Ishaan attributes his inclination towards wildlife conservation and rural documentary to visits with his father as a child to rural India. “These experiences with the outdoors, both forest and village during my formative years definitely set the tone for the kind of photographer I would be.”

Can you talk about your work as a wildlife photographer?

He spends 3 months of his year shooting in the Amazon because of his collaboration with an organisation called Field Projects International (FPI). And yes, it’s as exciting as it sounds! “Working with FPI has been a dream come true. They have shown me what field science is. With FPI’s hands on attitude I have learnt a lot about methodology and implementation of field science.” Apart from the learning what it provides, Ishaan treasures this experience because of how much he enjoys being in the Amazon. “I have no words to express it. Complete immersion, the city is far away. The sight, sounds, smells will leave an impression on you.”

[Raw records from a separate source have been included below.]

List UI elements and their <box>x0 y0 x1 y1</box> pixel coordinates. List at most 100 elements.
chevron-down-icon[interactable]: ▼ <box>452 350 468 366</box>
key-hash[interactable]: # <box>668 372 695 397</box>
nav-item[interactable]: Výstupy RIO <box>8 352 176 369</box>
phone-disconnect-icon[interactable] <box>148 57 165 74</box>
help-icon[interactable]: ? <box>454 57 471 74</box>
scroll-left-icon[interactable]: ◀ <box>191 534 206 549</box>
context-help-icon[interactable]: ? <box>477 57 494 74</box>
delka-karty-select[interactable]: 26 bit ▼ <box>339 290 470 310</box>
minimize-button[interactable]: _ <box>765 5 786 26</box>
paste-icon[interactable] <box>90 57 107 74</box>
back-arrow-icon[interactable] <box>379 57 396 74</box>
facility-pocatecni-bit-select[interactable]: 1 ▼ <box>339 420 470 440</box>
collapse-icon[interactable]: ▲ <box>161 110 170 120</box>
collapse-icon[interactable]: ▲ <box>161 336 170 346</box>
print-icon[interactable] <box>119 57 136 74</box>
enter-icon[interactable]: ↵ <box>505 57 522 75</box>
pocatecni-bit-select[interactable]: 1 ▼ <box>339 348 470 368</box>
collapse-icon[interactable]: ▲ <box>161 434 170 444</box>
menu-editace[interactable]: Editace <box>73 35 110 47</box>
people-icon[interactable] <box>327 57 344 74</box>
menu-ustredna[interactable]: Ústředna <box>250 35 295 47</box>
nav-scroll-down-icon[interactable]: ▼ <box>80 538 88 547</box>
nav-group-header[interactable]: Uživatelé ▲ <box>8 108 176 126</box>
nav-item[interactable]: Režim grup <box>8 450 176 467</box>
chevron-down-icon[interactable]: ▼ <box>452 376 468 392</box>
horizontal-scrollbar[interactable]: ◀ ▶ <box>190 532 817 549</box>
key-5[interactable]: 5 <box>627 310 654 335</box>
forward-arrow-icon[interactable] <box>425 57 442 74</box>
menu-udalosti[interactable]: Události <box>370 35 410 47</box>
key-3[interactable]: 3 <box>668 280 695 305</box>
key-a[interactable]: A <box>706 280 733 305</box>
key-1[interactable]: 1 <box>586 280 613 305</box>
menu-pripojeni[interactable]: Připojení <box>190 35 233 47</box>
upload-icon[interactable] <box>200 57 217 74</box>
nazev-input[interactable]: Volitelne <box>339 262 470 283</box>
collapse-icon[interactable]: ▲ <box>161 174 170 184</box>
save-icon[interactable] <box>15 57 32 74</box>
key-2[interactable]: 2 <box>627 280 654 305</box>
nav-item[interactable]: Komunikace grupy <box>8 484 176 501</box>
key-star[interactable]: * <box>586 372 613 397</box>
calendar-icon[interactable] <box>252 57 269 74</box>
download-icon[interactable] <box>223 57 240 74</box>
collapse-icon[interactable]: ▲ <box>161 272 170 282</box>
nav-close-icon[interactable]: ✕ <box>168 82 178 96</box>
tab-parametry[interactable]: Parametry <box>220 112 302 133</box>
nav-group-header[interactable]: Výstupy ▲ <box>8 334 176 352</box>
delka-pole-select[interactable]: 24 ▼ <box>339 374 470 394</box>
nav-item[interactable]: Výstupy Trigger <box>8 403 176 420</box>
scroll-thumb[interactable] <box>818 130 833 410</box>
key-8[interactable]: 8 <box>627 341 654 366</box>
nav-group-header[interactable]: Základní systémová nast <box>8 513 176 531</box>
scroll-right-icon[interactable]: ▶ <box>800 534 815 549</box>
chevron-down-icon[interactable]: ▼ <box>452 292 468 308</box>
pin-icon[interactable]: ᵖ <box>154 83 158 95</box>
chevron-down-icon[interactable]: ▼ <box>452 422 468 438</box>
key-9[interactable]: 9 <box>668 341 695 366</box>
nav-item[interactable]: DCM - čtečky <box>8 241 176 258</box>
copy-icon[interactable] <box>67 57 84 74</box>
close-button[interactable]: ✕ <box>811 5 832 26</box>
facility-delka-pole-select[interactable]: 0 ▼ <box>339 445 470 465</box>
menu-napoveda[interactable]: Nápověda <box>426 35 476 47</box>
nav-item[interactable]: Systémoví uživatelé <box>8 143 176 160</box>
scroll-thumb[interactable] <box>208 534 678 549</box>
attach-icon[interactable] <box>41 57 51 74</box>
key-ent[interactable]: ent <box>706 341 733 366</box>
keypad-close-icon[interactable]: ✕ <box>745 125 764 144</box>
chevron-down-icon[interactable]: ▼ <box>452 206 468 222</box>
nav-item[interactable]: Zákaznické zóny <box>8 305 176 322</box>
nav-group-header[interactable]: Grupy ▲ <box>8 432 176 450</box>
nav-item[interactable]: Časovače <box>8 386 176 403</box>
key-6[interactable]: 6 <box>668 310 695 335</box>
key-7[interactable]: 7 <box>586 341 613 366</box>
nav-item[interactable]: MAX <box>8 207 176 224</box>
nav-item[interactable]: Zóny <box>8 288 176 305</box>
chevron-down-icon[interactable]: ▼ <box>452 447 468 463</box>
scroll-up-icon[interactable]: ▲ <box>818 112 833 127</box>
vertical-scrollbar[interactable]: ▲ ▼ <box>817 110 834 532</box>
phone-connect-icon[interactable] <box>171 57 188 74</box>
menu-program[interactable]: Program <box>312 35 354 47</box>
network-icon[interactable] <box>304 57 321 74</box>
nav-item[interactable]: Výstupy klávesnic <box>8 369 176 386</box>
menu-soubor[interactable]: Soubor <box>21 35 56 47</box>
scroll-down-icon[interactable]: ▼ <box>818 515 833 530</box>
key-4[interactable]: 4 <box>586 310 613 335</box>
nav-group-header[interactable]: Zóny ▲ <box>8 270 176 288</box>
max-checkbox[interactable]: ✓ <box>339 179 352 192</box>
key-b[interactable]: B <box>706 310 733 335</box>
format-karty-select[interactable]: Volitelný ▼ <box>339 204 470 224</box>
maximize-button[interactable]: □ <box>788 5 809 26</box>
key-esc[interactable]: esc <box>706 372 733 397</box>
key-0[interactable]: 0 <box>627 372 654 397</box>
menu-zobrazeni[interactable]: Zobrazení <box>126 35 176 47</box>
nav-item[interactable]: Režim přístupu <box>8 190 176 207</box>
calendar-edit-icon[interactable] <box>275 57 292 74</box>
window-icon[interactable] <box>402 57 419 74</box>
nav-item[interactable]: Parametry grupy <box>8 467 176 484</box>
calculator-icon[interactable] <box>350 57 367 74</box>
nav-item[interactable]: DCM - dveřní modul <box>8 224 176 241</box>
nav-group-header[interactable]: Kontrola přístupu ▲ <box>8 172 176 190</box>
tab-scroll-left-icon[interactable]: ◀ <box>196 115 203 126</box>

Can you tell us about the challenges?

Like any competitive field, Wildlife Photography has its own challenges. “It’s tough being your own boss. When I see photography scandals I feel let down. But mostly I never second guess my choice to be a photographer.” For Ishaan the lifestyle that this profession entails is what keeps him thrilled. In his words, “I’m hooked.”

What inspires you?

A true nature lover, Ishaan finds inspiration for his work everywhere. Explaining the idea behind his article ‘Spiders for Shutter bugs’ in the Hornbill Journal of the Bombay Natural History Society he says, “When I wrote the article, I had just returned from the field and was staying at my parent’s house. My mother maintains a very beautiful garden and I had just started to take an immense interest in spiders. I talk about a few species found in backyards in Bangalore, and the difficulties I had in photographing minuscule arthropods.”

His enthusiasm for photography extends to teaching the subject as well. Ishaan is actively involved in teaching photography in rural areas of Kachchh, and instructing courses on Tropical Field Biology in Peru. Not your ordinary photographer.

For Ishaan future plans include moving into camera trapping.

Parting with a few words of advice for others wanting to fulfil their dreams, he says, “Can’t give up. Make the best of any given opportunity.”